Par Caroline Mwangi et Muktar Sadu Alize
BBC 100 Women
Hadizatou Mani-Karoau a été vendue à un chef local, à l'âge de 12 ans seulement, pour devenir une wahaya ou "cinquième épouse".
"C'était une vie terrible. Je n'avais aucun droit, ni au repos, ni à la nourriture, ni même à ma propre vie", déclare-t-elle à BBC 100 Women depuis sa maison dans le sud du Niger.
La wahaya est une forme d'esclavage répandue dans sa région, où des hommes riches achètent des jeunes femmes pour le sexe et le travail domestique pour aussi peu que 200 dollars (123 653 FCFA) et en font des cinquièmes épouses pour contourner la loi islamique, qui autorise un maximum de quatre épouses.
Mme Mani a été vendue en 1996 et a passé 11 ans comme esclave.
Mais son calvaire ne s'est pas arrêté là. Après avoir été libérée en 2005 et avoir épousé l'homme de son choix, son ancien esclavagiste l'a poursuivie pour bigamie et Mme Mani a été condamnée et emprisonnée alors qu'elle était enceinte.
Finalement, plus de dix ans plus tard, sa condamnation a été annulée. Son cas a fait date au Niger, où l'esclavage persiste malgré les efforts continus pour l'interdire.
Aujourd'hui, Mme Mani vit sa propre vie à Zongo Kagagi, une ville de la région de Tahoua, dans le sud du Niger, et fait campagne pour que d'autres femmes connaissent leurs droits et échappent à l'esclavage.
Elle est l'une des femmes figurant sur la liste BBC 100 Women, qui désigne chaque année 100 femmes inspirantes et influentes dans le monde. Cette année, la liste rend hommage aux progrès accomplis depuis sa création, il y a dix ans.
Le cas de Mme Mani a contribué à faire changer la législation dans son pays d'origine.

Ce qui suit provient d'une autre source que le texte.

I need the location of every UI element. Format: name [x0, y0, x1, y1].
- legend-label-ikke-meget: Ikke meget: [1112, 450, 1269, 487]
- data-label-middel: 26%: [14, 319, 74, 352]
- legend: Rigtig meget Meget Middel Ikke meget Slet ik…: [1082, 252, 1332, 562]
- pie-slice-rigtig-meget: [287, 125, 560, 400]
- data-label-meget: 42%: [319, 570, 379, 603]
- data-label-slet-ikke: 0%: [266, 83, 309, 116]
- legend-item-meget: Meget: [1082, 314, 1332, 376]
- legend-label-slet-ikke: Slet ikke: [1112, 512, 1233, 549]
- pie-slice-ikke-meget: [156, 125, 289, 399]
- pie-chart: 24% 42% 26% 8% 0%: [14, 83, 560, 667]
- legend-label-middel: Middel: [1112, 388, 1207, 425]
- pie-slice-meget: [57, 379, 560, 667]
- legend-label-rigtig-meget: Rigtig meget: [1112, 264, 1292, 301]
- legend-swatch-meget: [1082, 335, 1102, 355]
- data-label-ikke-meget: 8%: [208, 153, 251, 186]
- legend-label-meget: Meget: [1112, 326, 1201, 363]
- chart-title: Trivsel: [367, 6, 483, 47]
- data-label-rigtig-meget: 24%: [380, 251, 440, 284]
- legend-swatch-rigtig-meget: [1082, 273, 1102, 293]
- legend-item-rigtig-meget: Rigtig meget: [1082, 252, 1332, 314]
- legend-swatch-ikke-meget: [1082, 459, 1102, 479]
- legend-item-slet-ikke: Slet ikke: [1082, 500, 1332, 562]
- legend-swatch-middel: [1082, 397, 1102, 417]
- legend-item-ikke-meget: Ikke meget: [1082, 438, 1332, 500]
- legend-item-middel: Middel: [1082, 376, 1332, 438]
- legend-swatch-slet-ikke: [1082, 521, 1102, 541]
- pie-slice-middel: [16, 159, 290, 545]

Pourtant, malgré les décisions de justice et les campagnes de Mme Mani, plus de 130 000 personnes sont toujours réduites en esclavage au Niger aujourd'hui, selon les chiffres de l'Indice mondial de l'esclavage.
L'épouse supplémentaire
Les "cinquièmes épouses" sont réduites en esclavage par les hommes riches de la région et sont également données en cadeau dans le cadre d'une pratique associée connue sous le nom de sadaka. La wahaya et la sadaka sont toutes deux considérées comme des formes de trafic sexuel.
Ces cinquièmes épouses sont, par essence, des concubines asservies à leur maître, aux quatre épouses légales de ce dernier - qu'il aurait épousées conformément à la loi islamique - et à leurs enfants.

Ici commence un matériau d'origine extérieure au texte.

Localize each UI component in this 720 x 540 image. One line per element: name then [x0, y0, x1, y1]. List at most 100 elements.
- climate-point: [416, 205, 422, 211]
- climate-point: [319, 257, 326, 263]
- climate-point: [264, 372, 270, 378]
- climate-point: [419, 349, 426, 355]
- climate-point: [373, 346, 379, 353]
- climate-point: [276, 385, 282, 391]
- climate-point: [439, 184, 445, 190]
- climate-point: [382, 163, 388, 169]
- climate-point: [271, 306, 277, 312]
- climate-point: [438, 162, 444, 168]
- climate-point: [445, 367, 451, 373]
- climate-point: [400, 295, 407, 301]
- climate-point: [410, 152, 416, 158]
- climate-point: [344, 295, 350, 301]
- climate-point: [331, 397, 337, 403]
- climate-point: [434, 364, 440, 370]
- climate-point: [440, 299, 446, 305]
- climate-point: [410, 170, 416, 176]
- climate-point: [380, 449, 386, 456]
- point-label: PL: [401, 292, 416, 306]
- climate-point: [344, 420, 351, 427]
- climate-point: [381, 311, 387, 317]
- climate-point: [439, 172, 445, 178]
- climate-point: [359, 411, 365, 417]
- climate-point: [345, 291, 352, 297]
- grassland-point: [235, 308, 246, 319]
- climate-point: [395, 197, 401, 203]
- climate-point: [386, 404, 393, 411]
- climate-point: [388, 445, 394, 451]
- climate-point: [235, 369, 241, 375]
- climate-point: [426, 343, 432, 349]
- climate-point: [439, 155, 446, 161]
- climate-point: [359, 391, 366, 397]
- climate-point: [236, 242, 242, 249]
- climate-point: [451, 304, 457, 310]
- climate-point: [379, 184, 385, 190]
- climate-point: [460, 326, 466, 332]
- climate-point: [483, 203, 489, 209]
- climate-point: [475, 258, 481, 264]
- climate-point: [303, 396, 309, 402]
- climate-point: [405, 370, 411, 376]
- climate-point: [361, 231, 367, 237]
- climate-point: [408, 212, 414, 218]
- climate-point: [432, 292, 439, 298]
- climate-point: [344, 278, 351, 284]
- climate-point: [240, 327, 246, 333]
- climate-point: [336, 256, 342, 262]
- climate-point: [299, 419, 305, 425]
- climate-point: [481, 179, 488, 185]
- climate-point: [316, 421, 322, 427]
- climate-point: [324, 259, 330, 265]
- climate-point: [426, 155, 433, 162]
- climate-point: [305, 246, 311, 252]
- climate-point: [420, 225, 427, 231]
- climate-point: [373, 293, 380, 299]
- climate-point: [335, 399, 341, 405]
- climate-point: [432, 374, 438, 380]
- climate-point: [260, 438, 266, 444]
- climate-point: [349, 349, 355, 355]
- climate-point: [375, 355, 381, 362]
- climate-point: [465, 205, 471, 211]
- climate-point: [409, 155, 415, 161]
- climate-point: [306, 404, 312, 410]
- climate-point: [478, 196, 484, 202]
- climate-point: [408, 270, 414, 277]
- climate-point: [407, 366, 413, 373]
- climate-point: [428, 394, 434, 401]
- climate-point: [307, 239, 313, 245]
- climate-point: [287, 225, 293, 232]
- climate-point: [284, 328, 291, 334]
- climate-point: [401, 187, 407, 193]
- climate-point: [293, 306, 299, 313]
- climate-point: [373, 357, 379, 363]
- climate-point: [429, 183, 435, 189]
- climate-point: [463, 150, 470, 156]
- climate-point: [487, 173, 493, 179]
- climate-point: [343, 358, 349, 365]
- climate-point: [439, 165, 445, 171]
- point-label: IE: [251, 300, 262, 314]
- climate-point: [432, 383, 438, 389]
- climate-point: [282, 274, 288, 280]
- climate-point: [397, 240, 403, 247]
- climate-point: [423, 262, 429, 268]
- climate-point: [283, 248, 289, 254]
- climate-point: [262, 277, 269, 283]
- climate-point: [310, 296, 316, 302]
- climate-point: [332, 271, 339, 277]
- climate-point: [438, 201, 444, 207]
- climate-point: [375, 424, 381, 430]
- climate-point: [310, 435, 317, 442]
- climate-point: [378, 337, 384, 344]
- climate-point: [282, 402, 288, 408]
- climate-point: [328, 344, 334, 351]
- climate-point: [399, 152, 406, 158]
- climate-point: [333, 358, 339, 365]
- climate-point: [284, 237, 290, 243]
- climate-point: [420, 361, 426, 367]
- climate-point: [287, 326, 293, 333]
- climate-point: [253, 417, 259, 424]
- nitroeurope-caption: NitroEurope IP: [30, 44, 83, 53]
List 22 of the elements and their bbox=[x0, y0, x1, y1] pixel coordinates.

Elles subissent des violences mentales, physiques et sexuelles, sont fréquemment privées de nourriture et d'autres produits de première nécessité, et sont contraintes de travailler pour effectuer les tâches ménagères, s'occuper du bétail et cultiver les champs.
C'est ce qu'a vécu Hadizatou Mani-Karoau après avoir été achetée au Niger et emmenée de l'autre côté de la frontière, au Nigeria.

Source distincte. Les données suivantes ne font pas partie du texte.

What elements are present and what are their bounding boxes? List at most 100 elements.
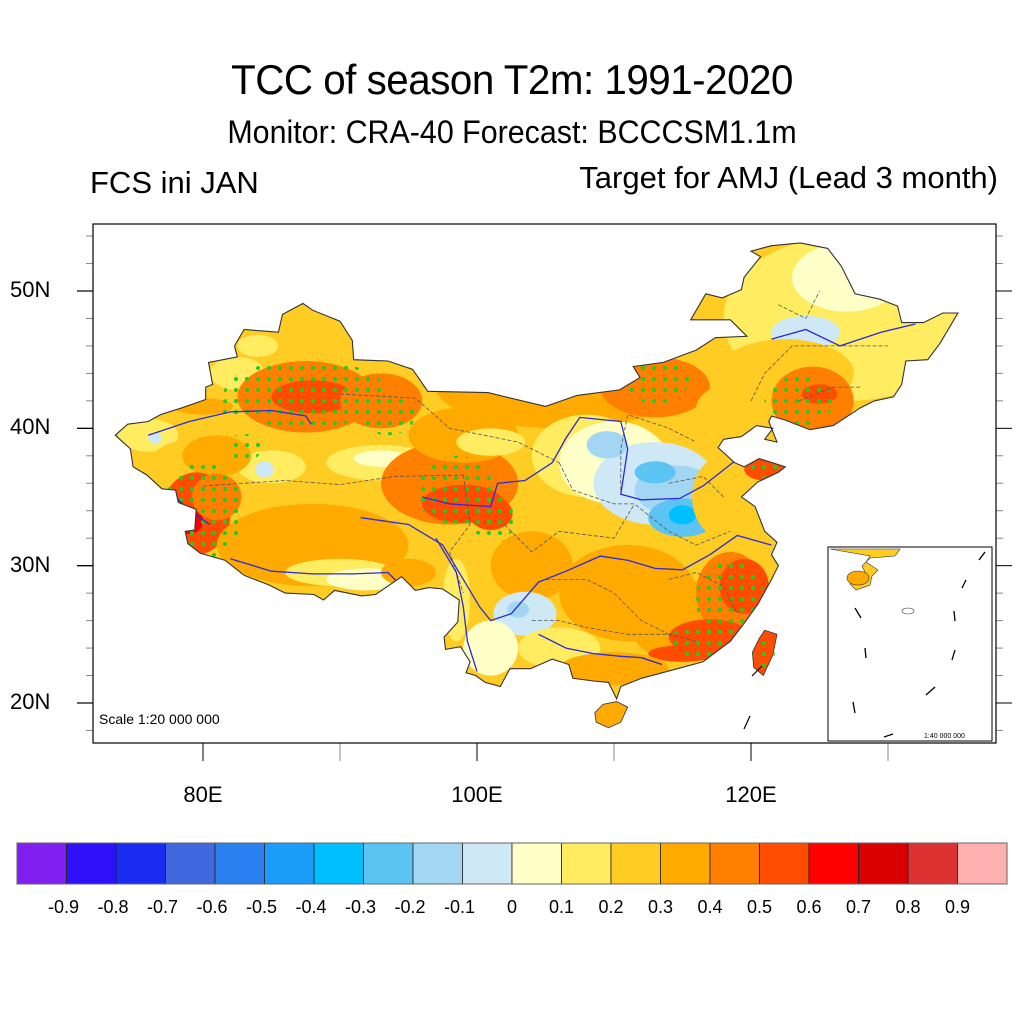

Elle raconte que le chef influent a "fait une bonne affaire" en l'achetant en même temps que sept autres femmes et filles. La transaction a été effectuée sans son consentement ni celui de ses parents.
Dans un cercle vicieux d'abus, elle s'est enfuie plus d'une fois au Niger, mais à chaque fois, elle était capturée et ramenée au Nigéria pour y subir une punition encore plus sévère.
"Il disait qu'il pouvait faire de moi ce qu'il voulait parce qu'il m'avait achetée comme il achetait ses chèvres", raconte-t-elle.
Elle a été violée et forcée de porter les enfants de son esclavagiste.
La pratique de la wahaya remonte à plusieurs siècles et est profondément ancrée dans la société.
Les colonisateurs français l'ont interdite au début du 20e siècle, mais ils l'ont souvent ignorée au lieu de poursuivre les coupables.
En 1960, dans le cadre de la nouvelle constitution du Niger, l'esclavage a été à nouveau interdit sur le papier, mais autorisé à se poursuivre dans la pratique.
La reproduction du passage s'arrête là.